Each of this State’s elected constitutional officers has recognized the catastrophic crisis in leadership brought about by the federal complaint, and has asked Mr. Blagojevich to resign. The damage to Mr. Blagojevich’s leadership ability also is recognized by U.S. Senate Majority Leader Harry Reid, who explained that any appointment Mr. Blagojevich made to the Senate “would raise serious questions.” Complaint, Ex. B. So in doubt is Mr. Blagojevich’s ability to provide effective leadership that, in fact, the entire United States Senate Democratic caucus requested Mr. Blagojevich to step down as Governor and insisted that he not appoint a Senator. Id.

These calls by Democratic leaders for Blagojevich to resign were completely irrelevant to the legal matters before the Court. To the extent the Senate’s possible refusal to seat a Blajojevich appointee was relevant, such facts argued against AG Madigan’s position (as discussed above). The entire thrust of the State’s papers was political in nature, essentially asking the Court to engage in a political calculation.

Call me hopelessly naive, but I never expected the Court to take on this political role. If the Court had granted the motion to remove Blagojevich, or had stripped him temporarily of his executive powers, the damage would have been long lasting. In such a scenario, the Court would have created a precedent which would have guaranteed that political opponents would rush to the Court on various pretexts to challenge political opponents who had defeated them at the ballot box. The Court would have become nothing more than a pawn in the political game.

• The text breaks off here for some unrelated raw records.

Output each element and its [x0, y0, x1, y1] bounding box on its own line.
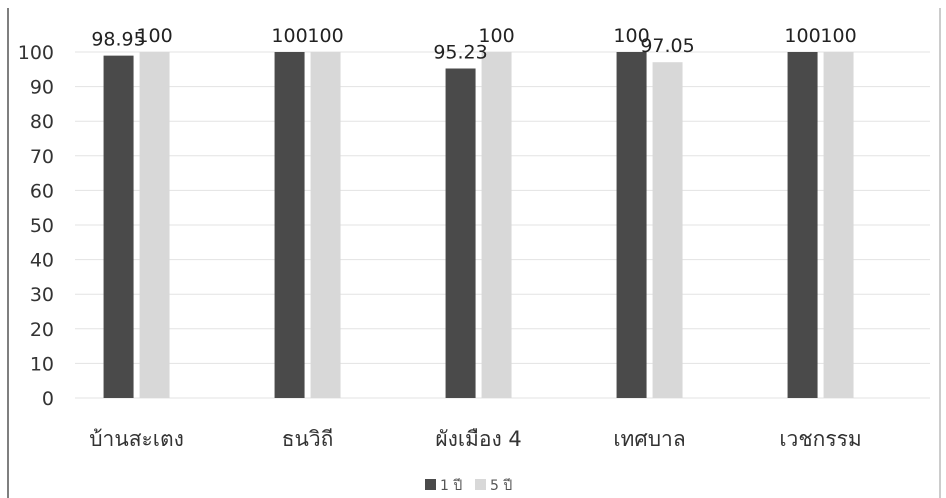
- bar-value-label: 100: [271, 25, 307, 47]
- category-label: เทศบาล: [613, 427, 685, 451]
- category-labels: บ้านสะเตง ธนวิถี ผังเมือง 4 เทศบาล เวชกรรม: [89, 427, 862, 451]
- bar: [139, 52, 170, 398]
- bar-value-label: 100: [136, 25, 172, 47]
- bar-value-label: 100: [784, 25, 820, 47]
- y-tick-label: 60: [30, 180, 54, 202]
- y-tick-label: 100: [18, 42, 54, 64]
- bar: [652, 62, 683, 398]
- y-tick-label: 20: [30, 319, 54, 341]
- category-label: บ้านสะเตง: [89, 427, 184, 451]
- y-tick-label: 50: [30, 215, 54, 237]
- legend-label: 5 ปี: [490, 478, 512, 494]
- legend-label: 1 ปี: [440, 478, 462, 494]
- bar-value-label: 97.05: [640, 35, 694, 57]
- bar: [616, 52, 647, 398]
- y-tick-label: 10: [30, 353, 54, 375]
- legend-swatch: [475, 479, 486, 490]
- y-axis-ticks: 0 10 20 30 40 50 60 70 80 90 100: [18, 42, 54, 410]
- bar: [445, 68, 476, 398]
- y-tick-label: 0: [42, 388, 54, 410]
- bar: [310, 52, 341, 398]
- bar: [274, 52, 305, 398]
- bar: [787, 52, 818, 398]
- category-label: ธนวิถี: [282, 427, 334, 451]
- bar-value-label: 100: [307, 25, 343, 47]
- y-tick-label: 70: [30, 146, 54, 168]
- bar: [823, 52, 854, 398]
- legend-swatch: [425, 479, 436, 490]
- y-tick-label: 30: [30, 284, 54, 306]
- category-label: เวชกรรม: [779, 427, 861, 451]
- bar-value-label: 100: [820, 25, 856, 47]
- y-tick-label: 90: [30, 77, 54, 99]
- bar-value-label: 100: [613, 25, 649, 47]
- bar: [103, 55, 134, 399]
- bar: [481, 52, 512, 398]
- category-label: ผังเมือง 4: [435, 427, 521, 451]
- bars: [103, 52, 854, 399]
- legend: 1 ปี 5 ปี: [425, 478, 512, 494]
- y-tick-label: 80: [30, 111, 54, 133]
- bar-value-label: 100: [478, 25, 514, 47]
- bar-value-label: 98.95: [91, 29, 145, 51]
- bar-value-label: 95.23: [433, 42, 487, 64]
- y-tick-label: 40: [30, 250, 54, 272]
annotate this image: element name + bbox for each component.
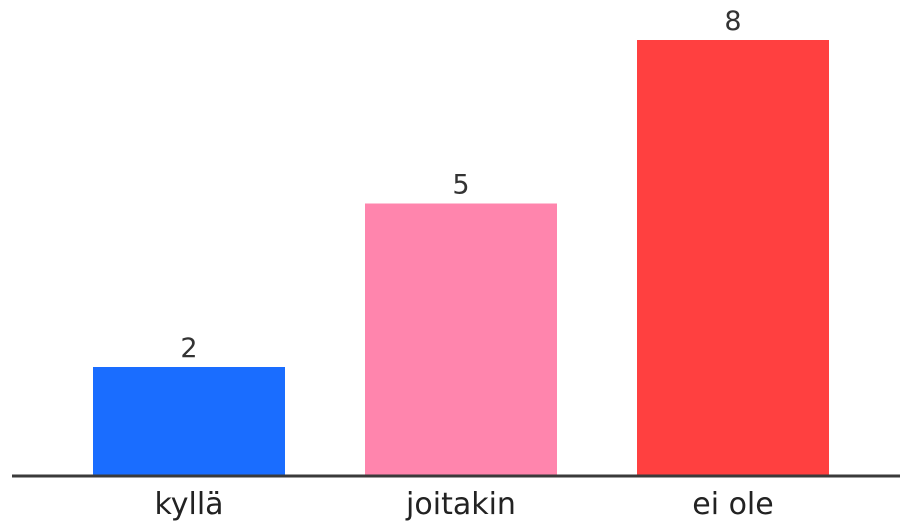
bar-1	[93, 367, 285, 476]
bar-3	[637, 40, 829, 476]
x-tick-label-3: ei ole	[692, 487, 773, 522]
bar-2	[365, 203, 557, 476]
value-label-3: 8	[724, 6, 741, 37]
x-tick-labels-group: kyllä joitakin ei ole	[154, 487, 773, 522]
value-label-2: 5	[452, 170, 469, 201]
x-tick-label-1: kyllä	[154, 487, 223, 522]
value-label-1: 2	[180, 333, 197, 364]
x-tick-label-2: joitakin	[405, 487, 516, 522]
value-labels-group: 2 5 8	[180, 6, 741, 364]
bars-group	[93, 40, 829, 476]
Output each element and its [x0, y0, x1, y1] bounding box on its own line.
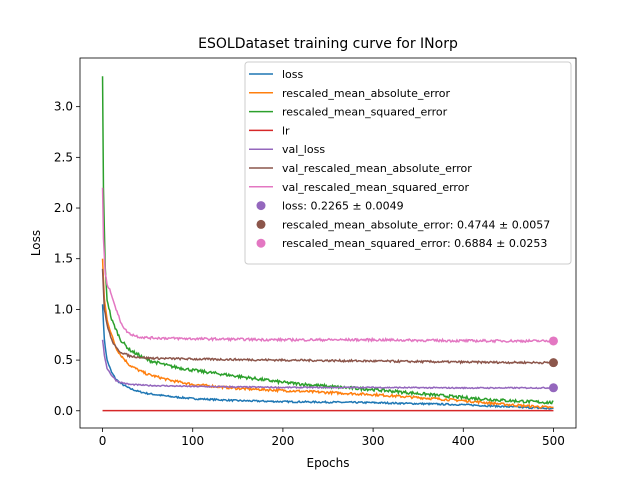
series-val-rescaled-mean-squared-error: [101, 187, 554, 344]
y-axis-label: Loss: [29, 230, 43, 256]
marker-point-1: [548, 383, 558, 393]
legend-label-loss: loss: [282, 68, 304, 81]
legend-marker-label-1: loss: 0.2265 ± 0.0049: [282, 200, 404, 213]
series-rescaled-mean-absolute-error: [101, 258, 554, 409]
x-tick-label-100: 100: [181, 434, 204, 448]
legend-label-lr: lr: [282, 124, 290, 137]
y-tick-label-4: 2.0: [54, 201, 73, 215]
y-axis-ticks: 0.0 0.5 1.0 1.5 2.0 2.5 3.0: [54, 100, 80, 418]
marker-point-2: [548, 358, 558, 368]
x-tick-label-0: 0: [99, 434, 107, 448]
legend-marker-label-2: rescaled_mean_absolute_error: 0.4744 ± 0…: [282, 218, 550, 231]
x-axis-label: Epochs: [307, 456, 350, 470]
legend-marker-label-3: rescaled_mean_squared_error: 0.6884 ± 0.…: [282, 237, 547, 250]
series-val-loss: [101, 339, 554, 390]
x-tick-label-400: 400: [452, 434, 475, 448]
legend-marker-1: [256, 201, 266, 211]
y-tick-label-0: 0.0: [54, 404, 73, 418]
y-tick-label-2: 1.0: [54, 302, 73, 316]
legend-label-rescaled-mean-squared-error: rescaled_mean_squared_error: [282, 106, 448, 119]
y-tick-label-6: 3.0: [54, 100, 73, 114]
y-tick-label-1: 0.5: [54, 353, 73, 367]
y-tick-label-5: 2.5: [54, 150, 73, 164]
y-tick-label-3: 1.5: [54, 252, 73, 266]
legend-label-val-rescaled-mean-absolute-error: val_rescaled_mean_absolute_error: [282, 162, 472, 175]
legend-frame: [244, 61, 572, 265]
x-tick-label-500: 500: [542, 434, 565, 448]
series-loss: [101, 304, 554, 410]
series-layer: [101, 76, 554, 412]
legend-label-val-rescaled-mean-squared-error: val_rescaled_mean_squared_error: [282, 181, 469, 194]
marker-layer: [548, 336, 558, 393]
x-tick-label-200: 200: [271, 434, 294, 448]
legend-marker-2: [256, 219, 266, 229]
legend-marker-3: [256, 238, 266, 248]
legend-label-val-loss: val_loss: [282, 143, 325, 156]
legend: loss rescaled_mean_absolute_error rescaled…: [244, 61, 572, 265]
series-val-rescaled-mean-absolute-error: [101, 268, 554, 365]
x-tick-label-300: 300: [362, 434, 385, 448]
chart-title: ESOLDataset training curve for INorp: [198, 36, 458, 52]
legend-label-rescaled-mean-absolute-error: rescaled_mean_absolute_error: [282, 87, 450, 100]
x-axis-ticks: 0 100 200 300 400 500: [99, 428, 565, 448]
marker-point-3: [548, 336, 558, 346]
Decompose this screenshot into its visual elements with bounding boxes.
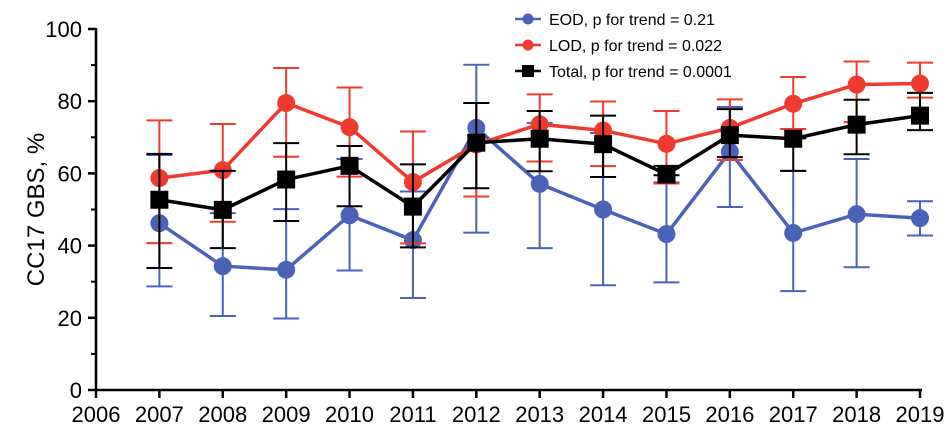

The Court wisely chose not to touch this issue by rejecting the motion without explanation. In so doing, the Court avoided an additional danger. By failing to create precedent limiting the circumstances under which the Court could act to remove a Governor, the Court left open the possibility that the Court could act at some time in the future, if there were a true emergency threatening the State.

Some may argue the lawsuit was worth the try, even if it was politically motivated and cynically sought to have the Court issue a politically-based decision. I disagree. Even if successful, the lawsuit would have represented the triumph of politics over the constitutional process, weakening the State of Illinois, the judiciary, and the Office of Attorney General.